Nested database systems - how I see them

This article is about nested data model for the analytical DBMS systems, how I see it and why I am going to develop it open source.

We were inspired by this paper describing nested data store developed by google and shared with us - mere mortals: Dremel paper I would recommend to go through the text , at least briefly, before reading further. Alternatively you can read this:
Big Query home page
it is public frontend for the Dremel.
Lets define this concept in a nutshell, compare it with closest known species and then see - what can we gain from this model.
First of all, the record in this model is not flat (like in RDBMS) but hierarchical. Elements can be both scalar and lists. For example one record can contain the person’s ID, regular personal data, list of all its previous jobs, list of previous addresses. And we have a query language which enables data analysis in this form.
Example of the record:

Name: John
Age: 44
JOB:
    company: Google
    from: 1999
    to: 2002
JOB:
    company: Microsoft
    from: 1999
    to: 2002

The query can be written as follows:
Select count(*) from People where JOB.Company=”Google”
To get people who ever worked for Google.

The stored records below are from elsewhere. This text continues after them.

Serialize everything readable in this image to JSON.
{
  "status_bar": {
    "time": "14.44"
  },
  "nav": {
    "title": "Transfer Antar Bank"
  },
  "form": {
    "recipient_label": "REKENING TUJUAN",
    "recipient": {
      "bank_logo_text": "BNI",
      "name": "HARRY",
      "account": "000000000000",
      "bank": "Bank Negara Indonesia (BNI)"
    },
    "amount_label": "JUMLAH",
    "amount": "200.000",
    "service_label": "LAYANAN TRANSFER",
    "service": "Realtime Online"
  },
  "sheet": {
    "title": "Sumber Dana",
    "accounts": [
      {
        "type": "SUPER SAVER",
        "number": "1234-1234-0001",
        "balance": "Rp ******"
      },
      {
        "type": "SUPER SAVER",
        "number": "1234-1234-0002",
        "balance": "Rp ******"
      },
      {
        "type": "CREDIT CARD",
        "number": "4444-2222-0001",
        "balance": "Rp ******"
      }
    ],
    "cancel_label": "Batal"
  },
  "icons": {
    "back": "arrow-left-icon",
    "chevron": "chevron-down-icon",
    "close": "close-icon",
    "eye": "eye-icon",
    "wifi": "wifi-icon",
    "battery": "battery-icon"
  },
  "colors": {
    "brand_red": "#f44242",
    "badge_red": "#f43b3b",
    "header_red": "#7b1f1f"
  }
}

You can ask - why is it good? We can have relational model with all this information. I agree - we can. And it will be perfectly flexible and easy to access. The main problem is a scalability. Retrieving information about the person will require the join. In case of the serious data warehouse - this join will be a disaster, if we need to do some analysis.
So we have come to the conclusion I want to present - having native support for the nested data model we can store One-to-many relationship pre-joined, without replication of the “One” side of the relationship.
If we try to peek into performance analysis of such engine vs RDBMS engine - many data models will have one table, instead of a few, and more queries will be completed by the one pass algorithms. For the big data volumes it can be game-changing advantage.

In fact some application logs are hierarchical by their nature - for example web application session contain its clicks, as well as some session level information and statistics. Usage of nested model will enable native analysis of them.

I am going to take very active part in the development of the open source implementation of this wonderful concept. I see it as an opportunity to take part in the developing state of the art analytical engine aimed to work in the cloud. In my opinion such experience is invaluable to the professional interested in scalable cloud base system design and development. And I hardly see the other way to get such experience when you are not working in MS/Google/IBM database labs.

The resulting system is supposed to have the same scalability as Map-Reduce, while providing interactive response time. It is not a dream - but capability achieved in Google internally. So this task presents a serious challenge, though there is a proof that it is possible.